I've created a bit of a video just demonstrating the case, I should add now, that the case isn't water tight, but it would keep out rain and such.




Additional, you could post you're images in the comments, can't wait to hear from you.

Jake

Monday, July 21, 2008

Video: Simple 1 Light set up


The other day I saw some flowers in a salt shaker on my table and thought It would make a neat photo, so I made a video of the set up and break down of the set up. I used 1 75watt/hour Daylight Balanced CFL bulb cam left a gold reflector cam right, and a 5-1 reflector (white side) behind the subject acting as a background. I had to blur the background in Photoshop so that is a little evident around the edges. Way back when I first got my 40D I took a shot with the exact same set up I liked a little better, so check it out, here.
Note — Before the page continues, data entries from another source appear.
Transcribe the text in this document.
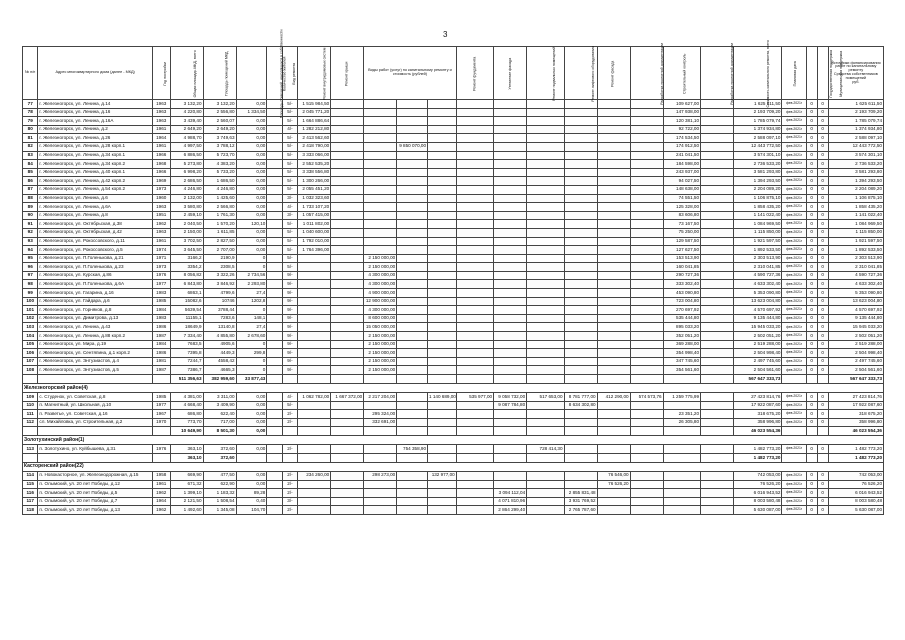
3
№ п/п	Адрес многоквартирного дома (далее - МКД)	Год постройки	Общая площадь МКД, всего	Площадь помещений МКД	Площадь помещений, находящихся в собственности	Количество жителей	Вид ремонта	Ремонт внутридомовых систем	Ремонт крыши	Виды работ (услуг) по капитальному ремонту и стоимость (рублей)			Ремонт фундамента	Утепление фасада	Ремонт подвальных помещений	Ремонт лифтового оборудования	Ремонт фасада	Разработка проектной документации	Строительный контроль	Разработка проектной документации	Стоимость капитального ремонта, всего	Плановая дата	Государственная поддержка	Муниципальная поддержка	Источники финансирования работ по капитальному ремонту
Средства собственников помещений
руб.

77	г. Железногорск, ул. Ленина, д.14	1963	3 132,20	3 132,20	0,00		5/-	1 515 984,50											109 627,00		1 625 611,50	фев.2021г	0	0	1 625 611,50
78	г. Железногорск, ул. Ленина, д.16	1963	4 220,80	2 556,80	1 334,50		5/-	2 045 771,20											147 938,00		2 193 709,20	фев.2021г	0	0	2 193 709,20
79	г. Железногорск, ул. Ленина, д.16А	1963	3 439,40	2 560,07	0,00		5/-	1 664 886,64											120 381,10		1 785 079,74	фев.2021г	0	0	1 785 079,74
80	г. Железногорск, ул. Ленина, д.2	1961	2 649,20	2 649,20	0,00		4/-	1 282 212,80											92 722,00		1 374 934,80	фев.2021г	0	0	1 374 934,80
81	г. Железногорск, ул. Ленина, д.26	1964	4 988,70	3 749,63	0,00		5/-	2 413 562,60											174 534,50		2 588 097,10	фев.2021г	0	0	2 588 097,10
82	г. Железногорск, ул. Ленина, д.28 корп.1	1961	4 997,50	3 788,12	0,00		5/-	2 418 790,00			9 850 070,00								174 912,50		12 443 772,50	фев.2021г	0	0	12 443 772,50
83	г. Железногорск, ул. Ленина, д.34 корп.1	1966	6 886,50	5 723,70	0,00		5/-	3 333 066,00											241 041,50		3 574 301,10	фев.2021г	0	0	3 574 301,10
84	г. Железногорск, ул. Ленина, д.34 корп.2	1968	5 273,80	4 383,20	0,00		5/-	2 552 535,20											184 598,00		2 736 533,20	фев.2021г	0	0	2 736 533,20
85	г. Железногорск, ул. Ленина, д.40 корп.1	1966	6 998,20	5 733,20	0,00		5/-	3 338 556,80											243 937,00		3 581 293,80	фев.2021г	0	0	3 581 293,80
86	г. Железногорск, ул. Ленина, д.42 корп.2	1969	2 686,50	1 686,50	0,00		5/-	1 300 266,00											94 027,50		1 394 293,50	фев.2021г	0	0	1 394 293,50
87	г. Железногорск, ул. Ленина, д.54 корп.2	1973	4 246,80	4 246,80	0,00		5/-	2 055 451,20											148 638,00		2 204 089,20	фев.2021г	0	0	2 204 089,20
88	г. Железногорск, ул. Ленина, д.6	1960	2 132,00	1 425,60	0,00		3/-	1 032 323,60											74 551,50		1 106 875,10	фев.2021г	0	0	1 106 875,10
89	г. Железногорск, ул. Ленина, д.6А	1963	3 580,80	2 566,80	0,00		4/-	1 733 107,20											125 328,00		1 858 435,20	фев.2021г	0	0	1 858 435,20
90	г. Железногорск, ул. Ленина, д.8	1951	2 459,10	1 761,30	0,00		3/-	1 057 415,00											83 606,80		1 141 022,40	фев.2021г	0	0	1 141 022,40
91	г. Железногорск, ул. Октябрьская, д.38	1962	2 040,50	1 570,20	120,10		5/-	1 011 802,00											73 167,50		1 084 969,50	фев.2021г	0	0	1 084 969,50
92	г. Железногорск, ул. Октябрьская, д.42	1963	2 150,00	1 611,85	0,00		5/-	1 040 600,00											75 250,00		1 115 850,00	фев.2021г	0	0	1 115 850,00
93	г. Железногорск, ул. Рокоссовского, д.11	1961	3 702,50	2 827,50	0,00		5/-	1 792 010,00											129 587,50		1 921 597,50	фев.2021г	0	0	1 921 597,50
94	г. Железногорск, ул. Рокоссовского, д.5	1974	3 645,50	2 707,00	0,00		5/-	1 764 396,00											127 627,50		1 892 533,50	фев.2021г	0	0	1 892 533,50
95	г. Железногорск, ул. П.Голенькова, д.21	1971	3166,2	2190,9	0		5/-			2 150 000,00									153 513,90		2 303 513,90	фев.2021г	0	0	2 303 513,90
96	г. Железногорск, ул. П.Голенькова, д.23	1973	3354,2	2308,5	0		5/-			2 150 000,00									160 041,85		2 310 041,85	фев.2021г	0	0	2 310 041,85
97	г. Железногорск, ул. Курская, д.86	1976	8 056,82	3 322,26	2 734,56		9/-			4 300 000,00									290 727,36		4 590 727,36	фев.2021г	0	0	4 590 727,36
98	г. Железногорск, ул. П.Голенькова, д.6А	1977	6 843,80	3 846,92	2 293,80		9/-			4 300 000,00									333 302,40		4 633 302,40	фев.2021г	0	0	4 633 302,40
99	г. Железногорск, ул. Гагарина, д.16	1983	6863,1	4799,6	27,4		9/-			4 900 000,00									453 090,80		5 353 090,80	фев.2021г	0	0	5 353 090,80
100	г. Железногорск, ул. Гайдара, д.6	1985	15082,6	10746	1202,8		9/-			12 900 000,00									723 004,80		13 623 004,80	фев.2021г	0	0	13 623 004,80
101	г. Железногорск, ул. Горняков, д.8	1984	5639,54	3788,44	0		9/-			4 300 000,00									270 697,92		4 570 697,92	фев.2021г	0	0	4 570 697,92
102	г. Железногорск, ул. Димитрова, д.13	1983	11155,1	7283,6	148,1		9/-			8 600 000,00									535 444,80		9 135 444,80	фев.2021г	0	0	9 135 444,80
103	г. Железногорск, ул. Ленина, д.43	1986	18649,9	13140,8	27,4		9/-			15 050 000,00									895 033,20		15 945 033,20	фев.2021г	0	0	15 945 033,20
104	г. Железногорск, ул. Ленина, д.88 корп.2	1987	7 334,40	4 855,80	2 678,60		9/-			2 150 000,00									352 051,20		2 502 051,20	фев.2021г	0	0	2 502 051,20
105	г. Железногорск, ул. Мира, д.19	1984	7683,5	4905,6	0		9/-			2 150 000,00									369 288,00		2 519 288,00	фев.2021г	0	0	2 519 288,00
106	г. Железногорск, ул. Сентяпина, д.1 корп.2	1986	7395,8	4449,3	299,8		9/-			2 150 000,00									354 998,40		2 504 998,40	фев.2021г	0	0	2 504 998,40
107	г. Железногорск, ул. Энтузиастов, д.4	1981	7244,7	4558,42	0		9/-			2 150 000,00									347 745,60		2 497 745,60	фев.2021г	0	0	2 497 745,60
108	г. Железногорск, ул. Энтузиастов, д.5	1987	7386,7	4665,3	0		9/-			2 150 000,00									354 561,60		2 504 561,60	фев.2021г	0	0	2 504 561,60
			511 356,63	382 959,60	33 877,43																567 647 333,73				567 647 333,73
Железногорский район(4)																									
109	с. Студенок, ул. Советская, д.8	1985	4 381,00	3 311,00	0,00		4/-	1 062 782,00	1 667 372,00	2 217 204,00		1 140 689,00	535 977,00	9 058 732,00	517 653,00	8 781 777,00	412 290,00	574 573,76	1 259 775,99		27 423 814,76	фев.2021г	0	0	27 423 814,76
110	п. Магнитный, ул. Школьная, д.10	1977	4 668,40	3 409,90	0,00		5/-							9 087 784,80		8 634 302,80					17 922 087,60	фев.2021г	0	0	17 922 087,60
111	п. Разветье, ул. Советская, д.16	1967	686,80	622,40	0,00		2/-			295 324,00									23 351,20		318 675,20	фев.2021г	0	0	318 675,20
112	сл. Михайловка, ул. Строительная, д.2	1970	773,70	717,00	0,00		2/-			332 691,00									26 305,80		358 996,80	фев.2021г	0	0	358 996,80
			10 649,90	8 501,30	0,00																46 023 554,36				46 023 554,36
Золотухинский район(1)																									
113	п. Золотухино, ул. Куйбышева, д.31	1976	363,10	372,60	0,00		2/-				754 358,90				728 414,30						1 482 773,20	фев.2021г	0	0	1 482 773,20
			363,10	372,60																	1 482 773,20				1 482 773,20
Касторенский район(22)																									
114	п. Новокасторное, ул. Железнодорожная, д.15	1958	669,90	477,50	0,00		2/-	234 260,00		298 273,00		132 977,00					76 546,00				742 053,00	фев.2021г	0	0	742 053,00
115	п. Олымский, ул. 20 лет Победы, д.12	1961	671,32	622,90	0,00		2/-										76 526,20				76 526,20	фев.2021г	0	0	76 526,20
116	п. Олымский, ул. 20 лет Победы, д.5	1962	1 399,10	1 183,32	89,28		2/-							3 094 112,04		2 855 831,48					6 016 943,52	фев.2021г	0	0	6 016 943,52
117	п. Олымский, ул. 20 лет Победы, д.7	1964	2 121,50	1 508,54	0,40		3/-							4 071 810,96		3 931 769,52					8 003 580,48	фев.2021г	0	0	8 003 580,48
118	п. Олымский, ул. 20 лет Победы, д.13	1962	1 492,60	1 345,08	104,70		2/-							2 864 299,40		2 765 787,60					5 630 087,00	фев.2021г	0	0	5 630 087,00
Sorry for the really bad audio quality!

Video: New Gear

I recently ordered a new camera bag and a large rocket Blower from B&H, which I highly recommend for buying photo gear, very competitively priced, and super fast shipping.

I ordered the Canon Deluxe Backpack 200Eg and the Giottos Large Rocket Blower. So I have a video of the opening of my new gear, and also the packing of my new bag, which will truely hold my 40D and 28-135 (ƒ3.5-5.6) just fine, can't wait to need a new bag though, because it will mean I have a lot of gear.

Video: Macro Photography

Hello again everyone, here's the second video in my series. I was out in my yard cutting the grass when I found a dead beetle, that was very large, so I decided to take a photo of it. In this video I will walk you through the set up I used to take it.




(Click on the Thumbnail for larger image)




Sunday, July 20, 2008

Video: Canon 40D HighSpeed Shooting Demo

Hey everyone, this is my first post since the 'Welcome' which I believe blogger creates for you. That's because I have been deciding what to post about and, I have decided I will interview photographers, and also make a lot of videos, demonstrating techniques and all. This is my first video, demonstrating the 6.5FPS of the 40d, but actually putting it to use, and not just holding the shutter down.

I set my camera up on a tripod, and took photos while I threw water balloons at the ground.






here is one of the shots: (for more see the Gallery)


Jake

Tuesday, June 10, 2008

Welcome Readers

Readers, welcome to my blog. I really don't know what the point of this blog will be, maybe a little to show off work, but the title "exposure" would suggest I am exposing something and I hope to interview a lot of photographers, and aspiring photographers on the blog.


let me know any ideas you have and what you would like to see on this blog in the future.